Good news for the president. After nearly two years of sliding downward, his job approval numbers have ticked up a little bit. The average of major media polls in December had him clocking in with a job approval of about 45 percent. As of early January, his numbers are up to about 49 percent. The two daily tracking polls have shown siilmilar movement. At the beginning of the month, Gallup had the president around 45 percent approval while today he is at 48 percent. Rasmussen has found similar movement. Taken together, it means this for his trend line:
What accounts for this shift? It's impossible to know for sure, but here's my theory. The 111th Congress was extremely divisive, and the political process over the last two years has basically separated the country into two groups; by Election Day, those opposed to the president outnumbered those in support by 2-4 points. Yet over the last two months, the over-heated rhetoric has noticeably cooled, the country has not really discussed the big issues that divide it, and in general there's just been a break in the partisan action. This has given the president an opportunity to elevate his image, and his success in that regard is showing up in the polls.
I don't really think any of the fundamentals have changed in the few months since the election, so I have my doubts that this uptick is fundamentally similar to Clinton's improvement when he battled the GOP on the budget. That fight re-framed the national conversation with Clinton on the popular side -- for the first time, really, since the start of his presidency. Similarly, I don't think this is like the rebound in Reagan's job approval numbers in 1983, as the economy was on the good side of the "V-shaped" recession of the early 80s.
In the long term, I think voters are generally going to evaluate President Obama on three big issues: jobs, the deficit, and health care. In that order. Nothing I have seen in the last few weeks suggests that the needle has moved substantially on any of these items -- and, in fact, looking at the AP/GfK poll's internals, you'll see that his approval on these items trails his overall approval. There might be up-ticks and down-ticks depending on the news climate, but I think that those three issues have set the basic parameters of opinions on the president, and they will continue to do so.

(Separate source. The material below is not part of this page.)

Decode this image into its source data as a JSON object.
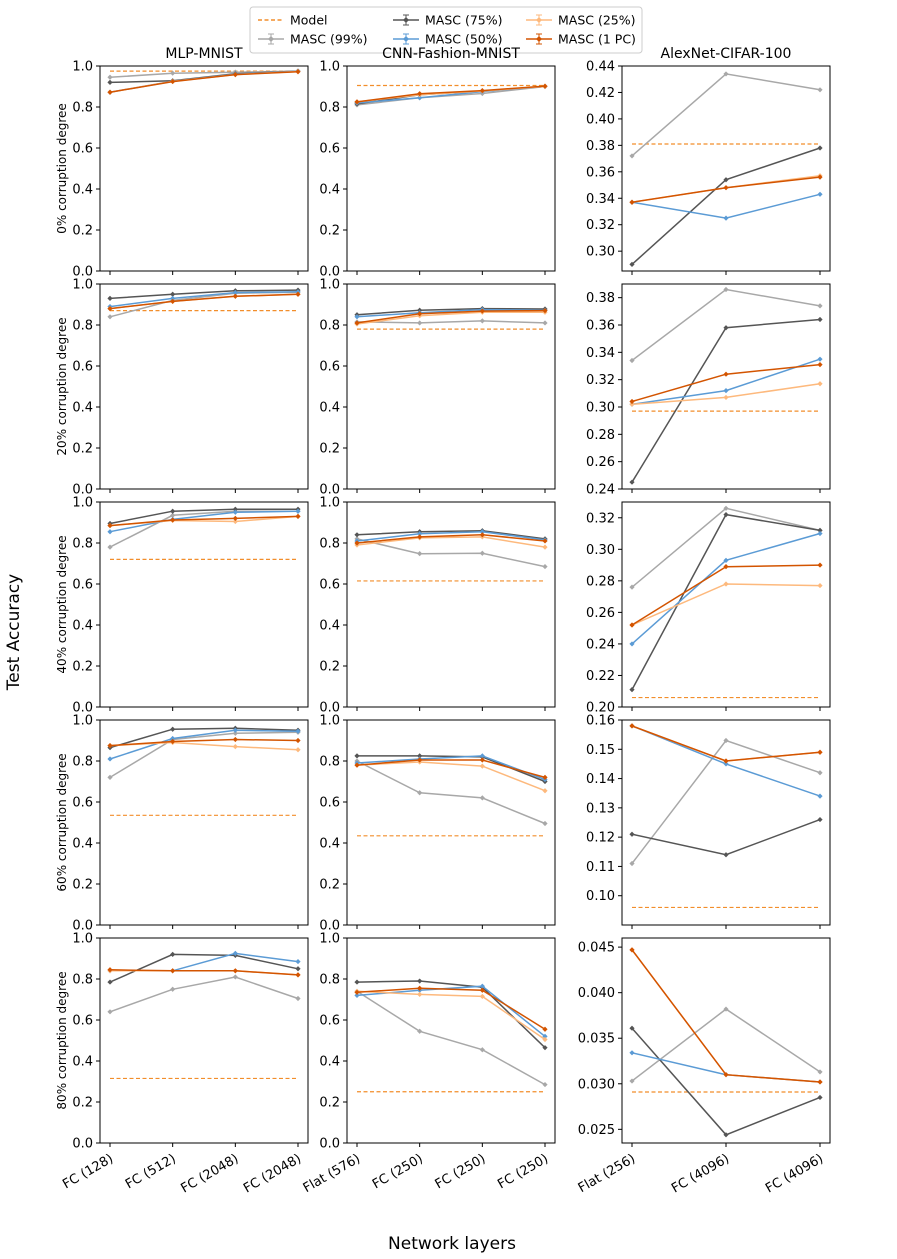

This is a good time to remind Republicans that 2012 is not going to be a cakewalk. It is extremely difficult to unseat incumbent presidents, if for no other reason than the fact that people want the president to succeed, giving him a structural advantage that the challenging party simply does not enjoy. Republicans will have to nominate a sharp candidate with broad appeal who inspires confidence that he or she will do a better job in the middle of the country. Otherwise, President Obama will surely win a second term.